Proposition 13 limited the tax rate to 1% of the valuation plus voted indebtedness (usually bonds approved by voters) and limited assessment increases to 2% per year. Further the assessed value could only be reset to current market level when the property changed hands in a purchase transaction. This had the effect of forcing property taxes to be based on a real transaction rather than an assessor’s overactive imagination and it also had the effect of making the carrying costs of a home predictable.
People who hate this system have often complained that this favored people who stayed in their homes for years as the markets ran past the assessed values; my reply has always been, do you think they could stay there that long or stay there in retirement if their property tax wasn’t so predictable from year to year? People on low or fixed income levels have to have some predictability to their carrying costs, they can’t afford the whim of tax hunting assessors.
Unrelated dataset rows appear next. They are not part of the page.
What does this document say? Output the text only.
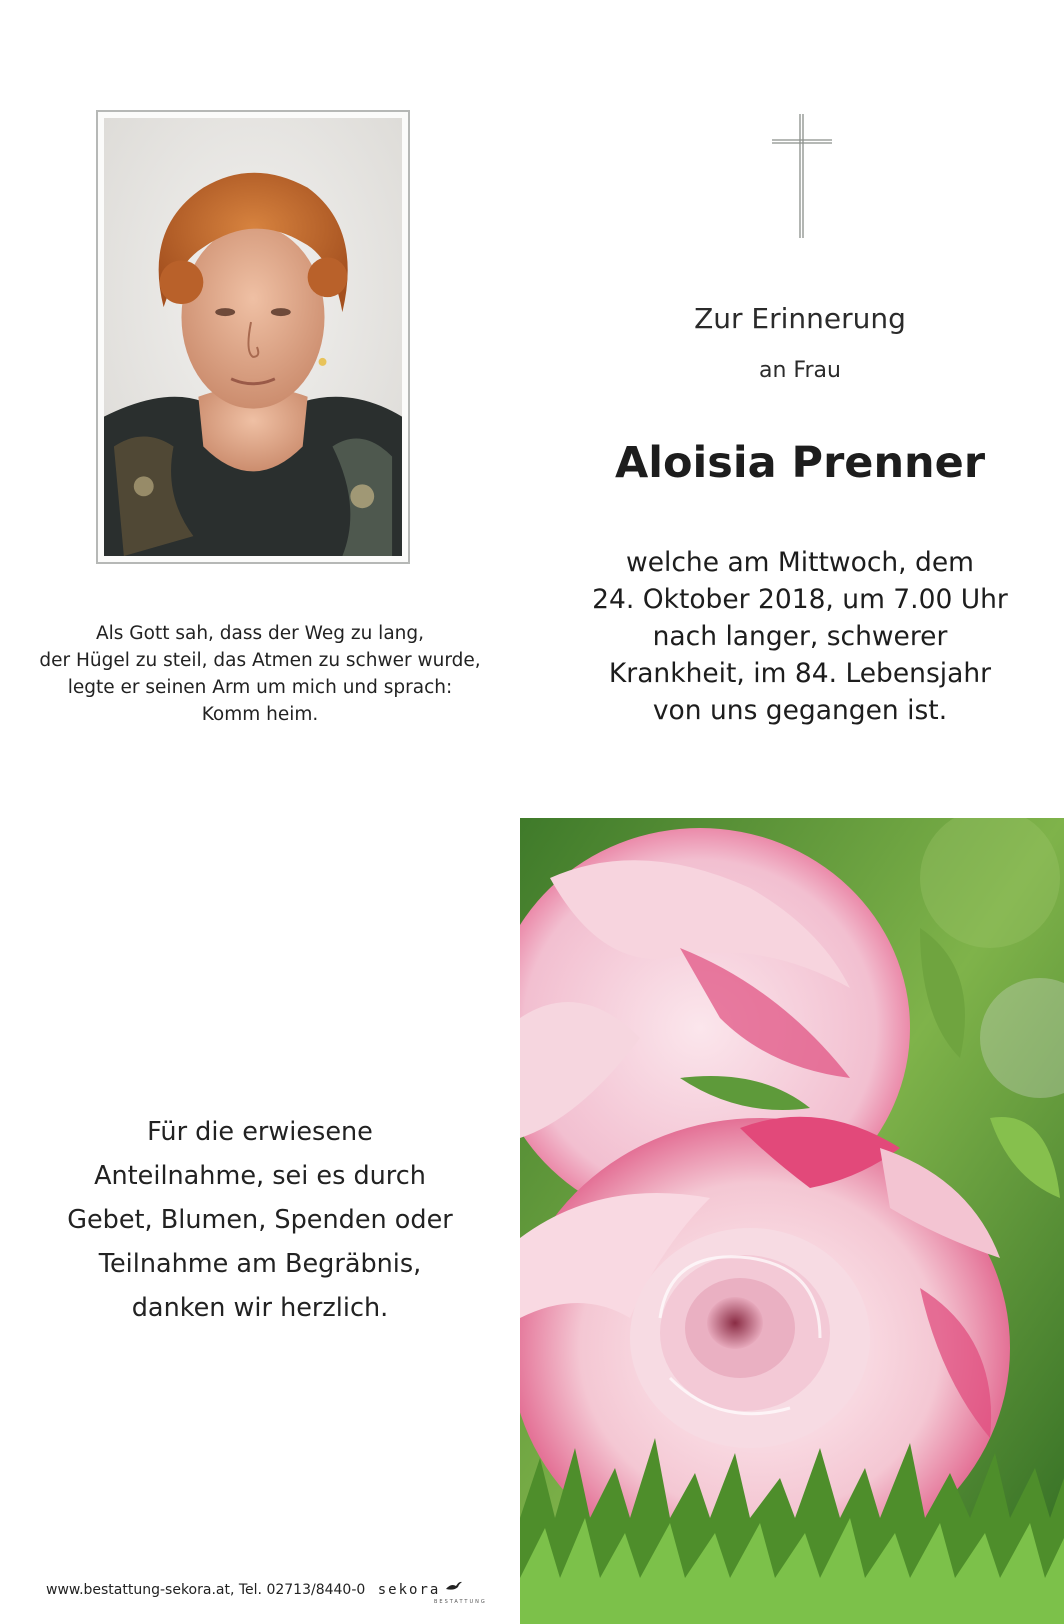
Als Gott sah, dass der Weg zu lang,
der Hügel zu steil, das Atmen zu schwer wurde,
legte er seinen Arm um mich und sprach:
Komm heim.
Zur Erinnerung
an Frau
Aloisia Prenner
welche am Mittwoch, dem
24. Oktober 2018, um 7.00 Uhr
nach langer, schwerer
Krankheit, im 84. Lebensjahr
von uns gegangen ist.
Für die erwiesene
Anteilnahme, sei es durch
Gebet, Blumen, Spenden oder
Teilnahme am Begräbnis,
danken wir herzlich.
www.bestattung-sekora.at, Tel. 02713/8440-0 sekora
BESTATTUNG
Further, this promotes stable neighborhoods as well as people usually have an incentive to stick around.
With this predictability of property taxes and these limits on them, that was how the real estate market in California really took off. I do not feel the least bit sorry for the government either. At the time Proposition 13 passed, the state budget that year was $15bn. For the 2019-20 fiscal year, Governor Newsom proposed a budget at $144.2bn. In other words, the budget is up nearly 10 times while the state population has only doubled and the rate of inflation doesn’t support that much increase. So they’re not hurting yet they are still looking to undermine Proposition 13. Better be careful what they ask for, if they actually do override, you can bet the real estate markets there will crash.
By comparison, the average property tax rate in Texas is about 1.9%, nearly double that of California so that nearly doubles the tax per $1000 of valuation. This has had the effect of keeping TX property values relatively low despite all the migration into the state.